From the products of mass and three accelerations calculated above, drag force \({F}_{D}\), lift force \({F}_{L}\), and pitching moment \({M}_{y}\) can be obtained. Since the current coordinate is the body axis system, the axial and normal force should be converted to drag and lift force as the above equations Eq. (11)–(13), where theta is the angle of attack and \(J\) is the moment of inertia determined in Sect. 4.2.
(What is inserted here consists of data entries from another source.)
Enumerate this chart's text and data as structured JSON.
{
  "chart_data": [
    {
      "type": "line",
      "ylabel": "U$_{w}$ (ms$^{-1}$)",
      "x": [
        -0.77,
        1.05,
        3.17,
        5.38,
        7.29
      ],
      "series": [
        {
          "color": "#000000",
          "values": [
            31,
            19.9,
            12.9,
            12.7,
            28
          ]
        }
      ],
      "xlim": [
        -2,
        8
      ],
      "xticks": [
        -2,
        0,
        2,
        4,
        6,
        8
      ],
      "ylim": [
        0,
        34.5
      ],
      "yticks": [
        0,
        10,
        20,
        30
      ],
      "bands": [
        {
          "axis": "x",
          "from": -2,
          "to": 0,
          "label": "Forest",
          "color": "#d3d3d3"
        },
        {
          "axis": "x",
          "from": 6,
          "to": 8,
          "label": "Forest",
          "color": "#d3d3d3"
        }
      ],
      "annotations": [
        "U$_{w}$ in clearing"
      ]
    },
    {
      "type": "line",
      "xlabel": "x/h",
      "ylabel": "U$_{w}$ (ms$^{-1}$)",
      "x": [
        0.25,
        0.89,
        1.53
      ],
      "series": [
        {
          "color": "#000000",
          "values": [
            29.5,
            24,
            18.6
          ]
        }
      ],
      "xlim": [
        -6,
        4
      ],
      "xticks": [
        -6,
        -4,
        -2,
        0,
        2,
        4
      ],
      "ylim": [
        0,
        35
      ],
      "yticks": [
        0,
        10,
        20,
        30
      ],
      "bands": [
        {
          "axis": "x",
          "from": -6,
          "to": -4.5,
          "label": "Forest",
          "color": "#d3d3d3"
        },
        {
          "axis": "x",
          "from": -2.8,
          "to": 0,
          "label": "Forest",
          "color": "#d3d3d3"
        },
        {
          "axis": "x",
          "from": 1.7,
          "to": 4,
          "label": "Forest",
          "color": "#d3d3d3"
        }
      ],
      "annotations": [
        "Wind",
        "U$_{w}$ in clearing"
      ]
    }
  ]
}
$${C}_{D}=\frac{{F}_{D}}{\frac{1}{2}{\rho }_{\infty }{{U}_{\infty }}^{2}S}$$

(14)

$${C}_{L}=\frac{{F}_{L}}{\frac{1}{2}{\rho }_{\infty }{{U}_{\infty }}^{2}S}$$

(15)

$${C}_{M}=\frac{{M}_{y}}{\frac{1}{2}{\rho }_{\infty }{{U}_{\infty }}^{2} SL}$$

(16)

The representative length \(L\) is the total length of the model in the longitudinal direction. The representative area \(S\) is that of the front cross section, which was calculated from CAD data. An example of the traces of the three-component aerodynamic coefficients is shown in Fig. 11. The traces were filtered with a Fourier filter with a cutoff frequency of 367 Hz (time constant 2.7 ms). Low-frequency oscillation remains in the pitching moment trace, which may result from the model’s primary bending mode. However, the coefficients appear constant throughout the test time.

Fig. 11

An example of the measured aerodynamic coefficients. a Drag coefficient, b Lift coefficient, and c Pitching moment coefficient

Averaging the traces of the coefficients over the defined test time (2–6 ms), eleven data sets were obtained. These data sets are plotted in Figs. 12 and 13 to show the relationship between the angle of attack and aerodynamic coefficients and lift-drag ratio. A 95% prediction interval band is overlapped as a hatch area on each coefficient line to show each measurement’s precision. The standard deviation of all the aerodynamic coefficients at the present data set (degrees of freedom was ten) is summarized in Table 5.

Fig. 12

The relationship between the model angle of attack and aerodynamic coefficient. a Drag coefficient, b Lift coefficient, and c Pitching moment coefficient

Fig. 13

The relationship between the model angle of attack and the lift-drag ratio

Table 5 The standard deviation of the current measurement

In Fig. 12 (a, b), drag and lift coefficients show positive linear relationships with the angle of attack from 0.7 to 3.4 degrees. In Fig. 12(c), \({C}_{M}\) also increased in line with the angle of attack, making the model aerodynamically unstable. However, this is particular to the current model, in which the center of gravity is shifted downstream due to the batteries’ location in the aft of the model.

6 Conclusion

In this study, the three-component aerodynamic coefficients (Drag, Lift, and Pitching moment) of an airframe-engine integrated scramjet vehicle model MoDKI were successfully obtained in the free-piston shock tunnel HIEST. A free-flight force measurement technique was also adopted. A new analytical method was developed for multiple single-axis piezoelectric accelerometers based on an overdetermined system analysis. The current approach itself is not novel because it is based on general linear regression theory. However, a unique assumption, which is satisfied under short measurement time, heavy model, and differential-type (piezoelectric type) accelerometers, successfully simplified the dynamic equation of motion. The method allows multi-component forces and moments to be measured with a straightforward calculation using several single-axis accelerometers. It improves uncertainties originating from the measurement variability of each acceleration. Moreover, it also mitigates the troublesome issues for positioning accelerometers and may circumvent interference with the model’s natural vibrations. Despite the relatively limited applicable scope (short-duration tests), the method should help free-flight force measurement in impulsive facilities.